Boss Fight Books announced this week the publication of Alyse Knorr's book GOLDENEYE 007: THE MAKING OF AN N64 CLASSIC, a 256-page study that will focus on the making and legacy of the 1997 video game based on the 1995 James Bond film of the same name. The official blurb reads as follows:
Bond—James Bond. In the 80s and 90s, the debonair superspy’s games failed to live up to the giddy thrills of his films. That all changed when British studio Rare unleashed GoldenEye 007 in 1997. In basements and college dorms across the world, friends bumped shoulders while shooting, knifing, exploding, and slapping each other’s digital faces in the Nintendo 64 game that would redefine the modern first-person shooter genre and become the most badass party game of its generation.
But GoldenEye’s success was far from a sure thing. For years of development, GoldenEye’s team of rookie developers were shooting in the dark with no sense of what the N64 or its controller would be like, and the game’s relentless violence horrified higher-ups at squeaky clean Nintendo.
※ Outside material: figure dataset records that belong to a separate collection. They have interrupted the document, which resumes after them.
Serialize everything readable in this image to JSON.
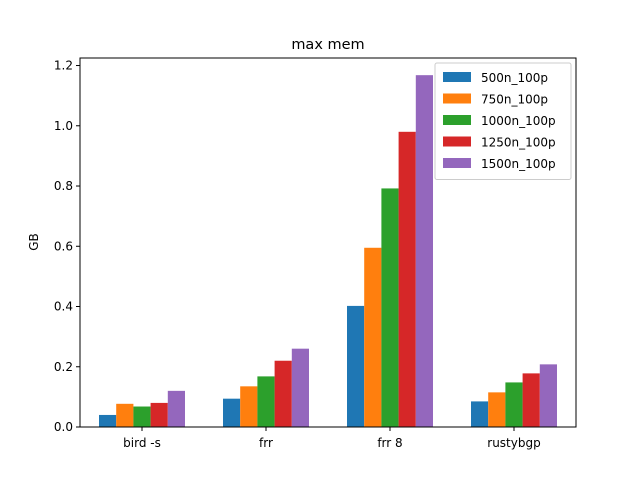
{
  "chart_data": {
    "type": "bar",
    "title": "max mem",
    "xlabel": "",
    "ylabel": "GB",
    "categories": [
      "bird -s",
      "frr",
      "frr 8",
      "rustybgp"
    ],
    "ylim": [
      0,
      1.225
    ],
    "yticks": [
      0.0,
      0.2,
      0.4,
      0.6,
      0.8,
      1.0,
      1.2
    ],
    "ytick_labels": [
      "0.0",
      "0.2",
      "0.4",
      "0.6",
      "0.8",
      "1.0",
      "1.2"
    ],
    "grid": false,
    "legend_position": "top-right",
    "series": [
      {
        "name": "500n_100p",
        "color": "#1f77b4",
        "values": [
          0.04,
          0.094,
          0.402,
          0.085
        ]
      },
      {
        "name": "750n_100p",
        "color": "#ff7f0e",
        "values": [
          0.077,
          0.135,
          0.595,
          0.115
        ]
      },
      {
        "name": "1000n_100p",
        "color": "#2ca02c",
        "values": [
          0.068,
          0.168,
          0.792,
          0.148
        ]
      },
      {
        "name": "1250n_100p",
        "color": "#d62728",
        "values": [
          0.08,
          0.22,
          0.98,
          0.178
        ]
      },
      {
        "name": "1500n_100p",
        "color": "#9467bd",
        "values": [
          0.12,
          0.26,
          1.168,
          0.208
        ]
      }
    ]
  }
}
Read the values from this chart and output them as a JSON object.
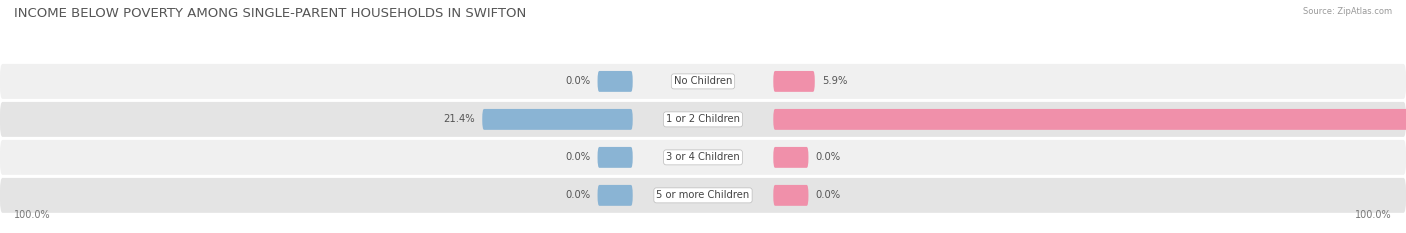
{
  "title": "INCOME BELOW POVERTY AMONG SINGLE-PARENT HOUSEHOLDS IN SWIFTON",
  "source": "Source: ZipAtlas.com",
  "categories": [
    "No Children",
    "1 or 2 Children",
    "3 or 4 Children",
    "5 or more Children"
  ],
  "single_father": [
    0.0,
    21.4,
    0.0,
    0.0
  ],
  "single_mother": [
    5.9,
    96.6,
    0.0,
    0.0
  ],
  "max_val": 100.0,
  "father_color": "#8ab4d4",
  "mother_color": "#f090aa",
  "row_bg_light": "#f0f0f0",
  "row_bg_dark": "#e4e4e4",
  "title_fontsize": 9.5,
  "label_fontsize": 7.2,
  "value_fontsize": 7.2,
  "axis_label_fontsize": 7,
  "legend_fontsize": 7.5,
  "figsize": [
    14.06,
    2.33
  ],
  "dpi": 100
}
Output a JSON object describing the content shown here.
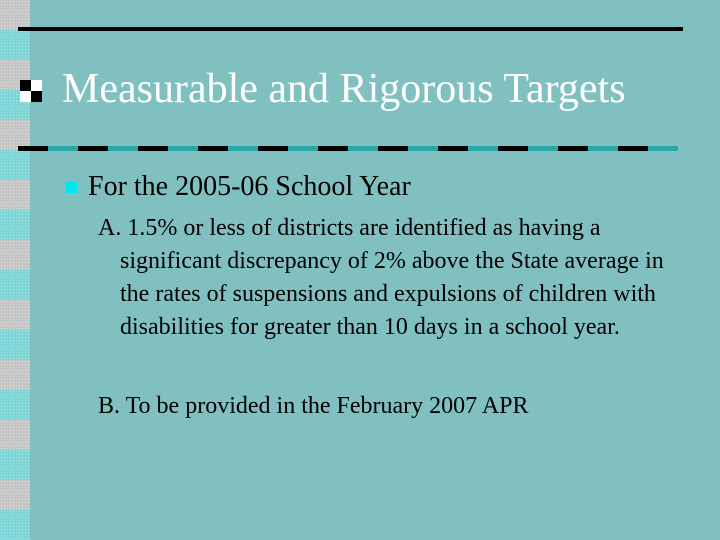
{
  "slide": {
    "title": "Measurable and Rigorous Targets",
    "bullet": "For the 2005-06 School Year",
    "items": [
      {
        "text": "A.  1.5% or less of districts are identified as having a significant discrepancy of 2% above the State average in the rates of suspensions and expulsions of children with disabilities for greater than 10 days in a school year."
      },
      {
        "text": "B.  To be provided in the February 2007 APR"
      }
    ]
  },
  "colors": {
    "background": "#80c0c0",
    "title_text": "#ffffff",
    "bullet": "#00e6ef",
    "accent_dash": "#2aa7a7"
  }
}
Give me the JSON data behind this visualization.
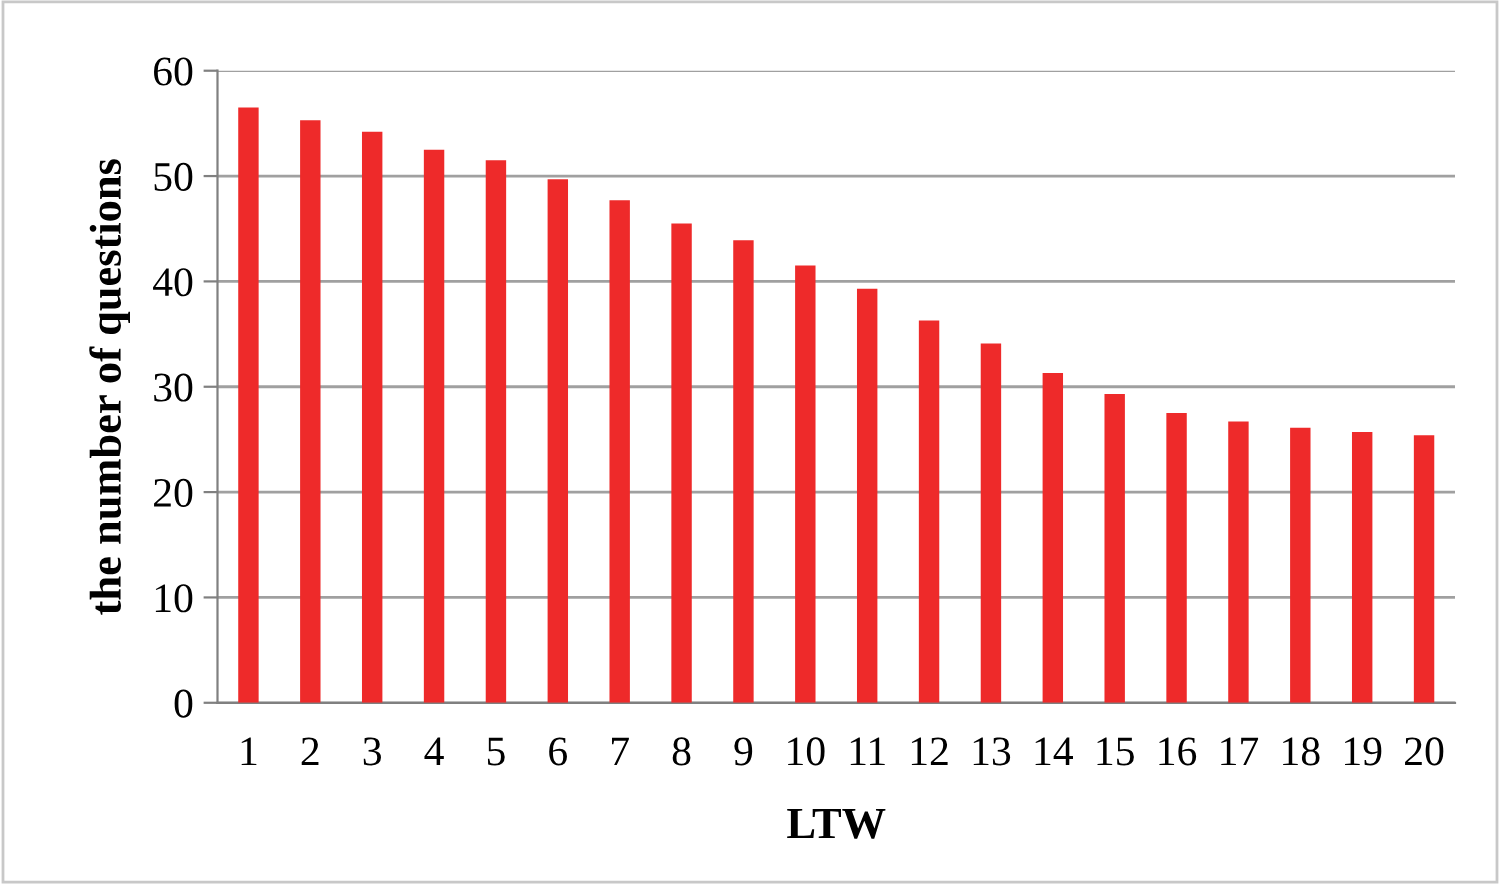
{
  "chart_data": {
    "type": "bar",
    "xlabel": "LTW",
    "ylabel": "the number of questions",
    "categories": [
      "1",
      "2",
      "3",
      "4",
      "5",
      "6",
      "7",
      "8",
      "9",
      "10",
      "11",
      "12",
      "13",
      "14",
      "15",
      "16",
      "17",
      "18",
      "19",
      "20"
    ],
    "values": [
      56.5,
      55.3,
      54.2,
      52.5,
      51.5,
      49.7,
      47.7,
      45.5,
      43.9,
      41.5,
      39.3,
      36.3,
      34.1,
      31.3,
      29.3,
      27.5,
      26.7,
      26.1,
      25.7,
      25.4
    ],
    "color": "#ee2a2a",
    "ylim": [
      0,
      60
    ],
    "yticks": [
      0,
      10,
      20,
      30,
      40,
      50,
      60
    ],
    "grid": "y"
  }
}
As development lagged far behind the debut of the tie-in film GoldenEye, the game nearly came out an entire Bond movie too late.
Through extensive interviews with GoldenEye’s creators, writer and scholar Alyse Knorr traces the story of how this unlikely licensed game reinvigorated a franchise and a genre. Learn all the stories behind how this iconic title was developed, and why GoldenEye 007 has continued to kick the living daylights out of every other Bond game since.
Knorr, an associate professor of English at Regis University and author of another Boss Fight Book assessing SUPER MARIO BROS 3 in 2016, has interviewed developers of GOLDENEYE 007 such as David Doak, Karl Hilton, Martin Hollis and Duncan Botwood along with a number of avid players of this game and fellow authors such as Nicolás Suszczyk, Brian Hamaker, John Romero, Jeremy Strong and Stefan Hall.
Boss Fight Books has set a Kickstarter campaign to finance the publication of the book, which has already surpassed the initial $2500 goal, making it a reality. In order to obtain it, donations range from $6 to $30 depending of which of the three editions you want to own: eBook, Paperback or Deluxe Hardcover.
The book will be sent to backers of Boss Fight Book's Kickstarter campaign on digital format from July, prior to the shipping of paperback edition in September and the Deluxe hardback edition in December. The Deluxe edition will contain a couple of extras such as drawings, photos and design documents from the game's development and an additional chapter titled "The Shots Heard Round the World", focusing on the game's soundtrack and sound effects.